Among the 70 odd species It should be possible to see the following animals : elephant,, bongo antelope, Ogilby's duiker, golden cat,   giant forest hog and all 10 varieties of forest primates , including chimpanzee.

There are 100 bird species in the forest ; among them   spot breasted ibis, white breasted guinea fowl and   blue turaco.   The very rare Akun eagle owl may , if you are lucky, be seen in the evening .       At waterholes, a variety of rare duck,   white crested tiger heron, white bellied, blue breasted and shining kingfisher congregate in large numbers, .   Myriad butterflies are also to be seen.

Those who wish to take a guided walk can do that as well.  

Dinner will be taken at the hotel and next morning early we set off for AMANSURI WETLANDS  (The AMANSURI WETLANDS  can alternatively be carried out as a single day and overnight trip from Hideout)

After   hotel breakfast we set off to visit the Amansuri Wetlands (a large intact swamp forest)   and Nzuzelo stilt village,   a UNESCO World Heritage site.

  After booking   in at The Ghana Wildlife Society Office   and our hotel at Beyin we drive to   the Amansuri River where we will be punted in dug-out canoes through   breathtaking riverine scenery. During   an hour long boat ride to Nzuzelo we pass through   marshland and open pools fringed by raffia palm thickets and lush jungle until we reach the wide expanse of the lake itself. Both on the river and the lake we should be able to view abundant wildlife and plants : a cornucopia of birds flutter and soar over head or dive for fish.   Pygmy geese, African Jacana, Squacco Heron and Purple Heron can all be viewed in the reeds or lily covered pools.

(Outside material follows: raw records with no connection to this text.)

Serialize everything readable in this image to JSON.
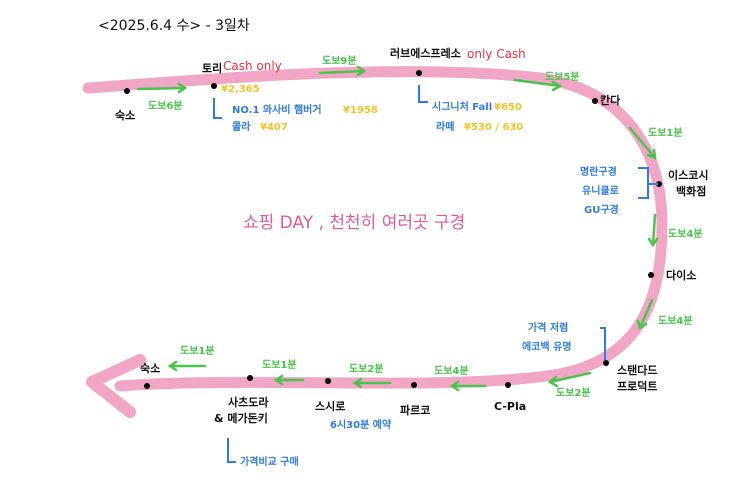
{
  "title": "<2025.6.4 수> - 3일차",
  "theme": "쇼핑 DAY , 천천히 여러곳 구경",
  "colors": {
    "route": "#f0a6c4",
    "walk": "#4cc24f",
    "note": "#2f7de1",
    "price": "#f4c22b",
    "warn": "#e8313c"
  },
  "stops": {
    "s1": "숙소",
    "s2": "토리",
    "s3": "러브에스프레소",
    "s4": "칸다",
    "s5a": "이스코시",
    "s5b": "백화점",
    "s6": "다이소",
    "s7a": "스탠다드",
    "s7b": "프로덕트",
    "s8": "C-Pla",
    "s9": "파르코",
    "s10": "스시로",
    "s11a": "사츠도라",
    "s11b": "& 메가돈키",
    "s12": "숙소"
  },
  "walks": [
    "도보6분",
    "도보9분",
    "도보5분",
    "도보1분",
    "도보4분",
    "도보4분",
    "도보2분",
    "도보4분",
    "도보2분",
    "도보1분",
    "도보1분"
  ],
  "notes": {
    "tori_cash": "Cash only",
    "tori_price": "¥2,365",
    "tori_item1": "NO.1 와사비 햄버거",
    "tori_item1_price": "¥1958",
    "tori_item2": "콜라",
    "tori_item2_price": "¥407",
    "love_cash": "only Cash",
    "love_item1": "시그니처 Fall",
    "love_item1_price": "¥650",
    "love_item2": "라떼",
    "love_item2_price": "¥530 / 630",
    "isekoshi1": "명란구경",
    "isekoshi2": "유니클로",
    "isekoshi3": "GU구경",
    "standard1": "가격 저렴",
    "standard2": "에코백 유명",
    "sushiro": "6시30분 예약",
    "satsudora": "가격비교 구매"
  }
}
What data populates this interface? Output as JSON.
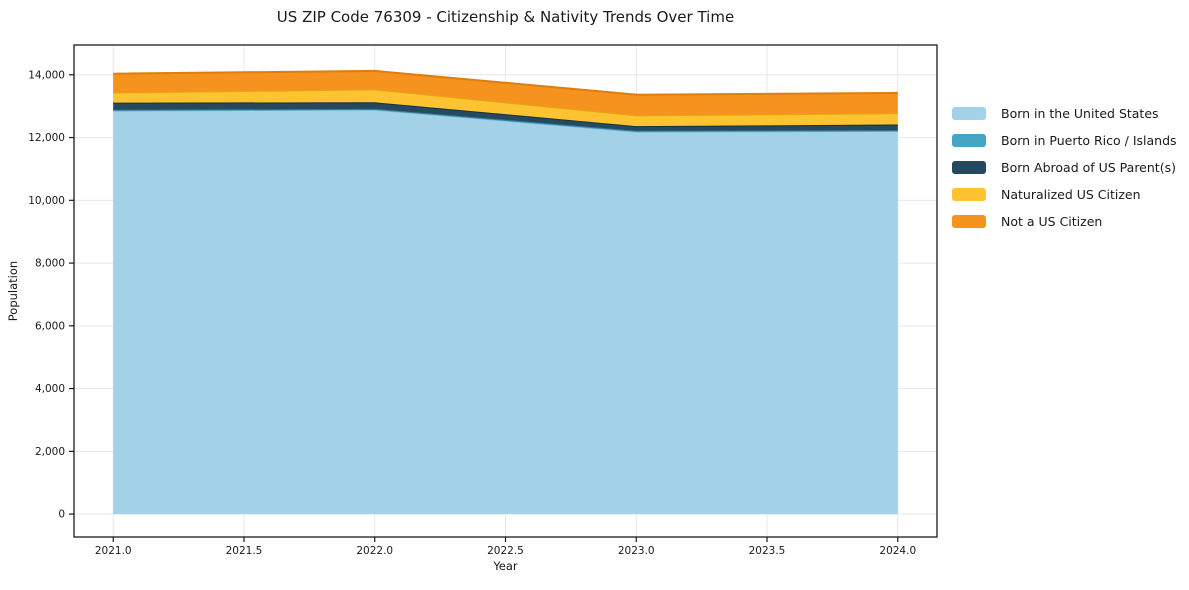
{
  "figure": {
    "title": "US ZIP Code 76309 - Citizenship & Nativity Trends Over Time",
    "xlabel": "Year",
    "ylabel": "Population"
  },
  "chart_data": {
    "type": "area",
    "stacked": true,
    "title": "US ZIP Code 76309 - Citizenship & Nativity Trends Over Time",
    "xlabel": "Year",
    "ylabel": "Population",
    "x": [
      2021,
      2022,
      2023,
      2024
    ],
    "series": [
      {
        "name": "Born in the United States",
        "color": "#a3d2e8",
        "edge": "#74b6d4",
        "values": [
          12860,
          12890,
          12190,
          12210
        ]
      },
      {
        "name": "Born in Puerto Rico / Islands",
        "color": "#46a5c5",
        "edge": "#35809c",
        "values": [
          25,
          25,
          25,
          25
        ]
      },
      {
        "name": "Born Abroad of US Parent(s)",
        "color": "#25495f",
        "edge": "#16303f",
        "values": [
          230,
          210,
          150,
          180
        ]
      },
      {
        "name": "Naturalized US Citizen",
        "color": "#fdc330",
        "edge": "#e2a912",
        "values": [
          320,
          410,
          340,
          360
        ]
      },
      {
        "name": "Not a US Citizen",
        "color": "#f6921e",
        "edge": "#dd7e0e",
        "values": [
          600,
          590,
          660,
          650
        ]
      }
    ],
    "xlim": [
      2020.85,
      2024.15
    ],
    "ylim": [
      -730,
      14950
    ],
    "x_ticks": [
      2021.0,
      2021.5,
      2022.0,
      2022.5,
      2023.0,
      2023.5,
      2024.0
    ],
    "x_tick_labels": [
      "2021.0",
      "2021.5",
      "2022.0",
      "2022.5",
      "2023.0",
      "2023.5",
      "2024.0"
    ],
    "y_ticks": [
      0,
      2000,
      4000,
      6000,
      8000,
      10000,
      12000,
      14000
    ],
    "y_tick_labels": [
      "0",
      "2,000",
      "4,000",
      "6,000",
      "8,000",
      "10,000",
      "12,000",
      "14,000"
    ],
    "grid": true,
    "grid_color": "#e7e7e7",
    "axis_color": "#1a1a1a",
    "tick_label_color": "#1a1a1a",
    "legend_position": "right"
  }
}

Purple Gallinule and Black Crake , Hornbills and Plantain-eaters are all sustained in large numbers by a   super- fertile watery world of their own. In the trees of the adjacent landscape bee eaters , rollers and kingfishers perch or make winged excursion from branches.     

Nzuzelo village is unique in Ghana. It comprises one solid wood   construction built on stilts wholly   above the lake. A central wood and raffia   walkway leads   to around 25 individual houses on either side.   An old folk tale relates how the inhabitants were once led there from the city of Walata in the   ancient Ghana empire (confusingly situated in modern day Mali) by a snail. More likely is that a Nigerian tribe were chased there 500 years ago after defeat and loss of territory in war. An hour or so should keep us in the village, where photography of inhabitants must only be carried out by permission of the individuals.

It is likely we shall want to extend our tour of the lake to more than just the trip there and back to embarkation point as there is such a diversity of flora and fauna to be observed. 

The afternoon can be spent on one of the top 25 beaches in Africa where our hotel is situated. 

We have dinner at the hotel or a local restaurant; overnight at same beach   hotel.

Next morning after breakfast we swim or walk about the beach before visiting   the nearby Fort Apollonia, built by the British in 1770 for the slave trade. There is now   a historical and ethnographical museum inside the building, which was much damaged during the early nineteenth century Anglo-French wars, only to be renovated in the late 1950s. The basic structure was nevertheless preserved, due to the solidity of construction. After some more beach time and lunch we drive back to Hideout Lodge.